What is the difference between customer success and account management?
Published (updated: ) in Startups.
Over the last few years, there has been a trend (particularly in SaaS) where account management is now being called “customer success”.
The latter is considered more modern. There are conferences. There are products. A whole customer success industry has sprung up and everyone now wants to call themselves a “customer success manager”.
But they are not the same.
You can’t just move from account management into customer success and apply the same approach. They are very different skillsets which are also distinct from customer or technical support.
So what is the difference? The clue is in the title.
This is about focusing on the “account” i.e. the financial metrics.
Account management is usually a sales function with the goal of increasing the account size.
The main job of an account manager is to understand the usage and how to increase it, selling additional licenses, seats or additional products that may be relevant to the account.
There is usually a reactive element to provide the customer with a direct contact if they have problems, but the account manager will typically route those to the right person.
The metrics are account expansion and sometimes new sales. Account managers are usually on commission or have bonuses to match their metrics.
This is about focusing on “success” i.e. ensuring the customer fully adopts and deploys the product, then ensuring they continue to use it.
Most customer churn happens because the product was never fully deployed.
The customer success manager is supposed to build a trusted relationship with the customer to help them figure out the best way to use the product without the customer being concerned they are going to be charged more.
Working to understand what problems the customer is trying to solve with their purchase of the product is important. Training and directly walking the customer through everything will be a standard part of the job. This will be a lot of phone and conference calls, sometimes on-site too.
Proactivity is key here.

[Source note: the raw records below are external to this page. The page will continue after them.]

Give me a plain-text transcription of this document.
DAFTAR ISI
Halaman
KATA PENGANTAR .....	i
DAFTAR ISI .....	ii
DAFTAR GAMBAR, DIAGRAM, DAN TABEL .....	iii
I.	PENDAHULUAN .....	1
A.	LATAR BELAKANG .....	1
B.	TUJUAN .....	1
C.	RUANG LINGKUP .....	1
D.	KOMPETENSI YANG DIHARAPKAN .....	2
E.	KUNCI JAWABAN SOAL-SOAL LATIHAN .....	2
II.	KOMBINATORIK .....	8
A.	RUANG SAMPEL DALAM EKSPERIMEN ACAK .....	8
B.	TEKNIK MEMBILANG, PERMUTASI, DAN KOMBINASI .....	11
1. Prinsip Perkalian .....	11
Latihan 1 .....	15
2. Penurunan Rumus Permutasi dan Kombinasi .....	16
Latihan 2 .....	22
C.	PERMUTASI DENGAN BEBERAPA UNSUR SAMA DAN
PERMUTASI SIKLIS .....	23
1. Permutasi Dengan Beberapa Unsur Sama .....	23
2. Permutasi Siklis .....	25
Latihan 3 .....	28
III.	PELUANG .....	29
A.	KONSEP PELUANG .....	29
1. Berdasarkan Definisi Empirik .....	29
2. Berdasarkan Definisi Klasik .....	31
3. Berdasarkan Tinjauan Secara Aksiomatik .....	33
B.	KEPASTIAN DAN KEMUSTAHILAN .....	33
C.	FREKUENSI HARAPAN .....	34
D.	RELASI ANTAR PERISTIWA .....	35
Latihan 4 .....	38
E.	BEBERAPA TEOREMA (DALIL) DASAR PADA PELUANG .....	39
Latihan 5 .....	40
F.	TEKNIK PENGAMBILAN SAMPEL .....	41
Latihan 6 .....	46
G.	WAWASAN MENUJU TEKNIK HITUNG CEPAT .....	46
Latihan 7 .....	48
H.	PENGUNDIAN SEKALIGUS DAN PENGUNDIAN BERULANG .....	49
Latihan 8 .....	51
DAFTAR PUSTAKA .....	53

The CSM must understand the usual usage patterns, know when they change and dig into support requests to ensure product problems are solved quickly. They’re also often the internal advocate for the customer across multiple teams and getting feedback to product management.
The metrics are retention (churn) and NPS. There isn’t any scope for commission but bonuses may be attached to those metrics on an aggregate basis for larger businesses.
What’s the same?
Communication. If you’re not on the phone or in conference calls with customers throughout the day, you’re probably doing it wrong.
Email is fine to a degree but whether you’re trying to sell a new product as an account manager or helping a customer with their deployment, nothing beats actually talking with a customer directly.
This is different from technical support which might be better delivered via email/ticket for complex engineering issues (although still often backed up with initial or followup calls).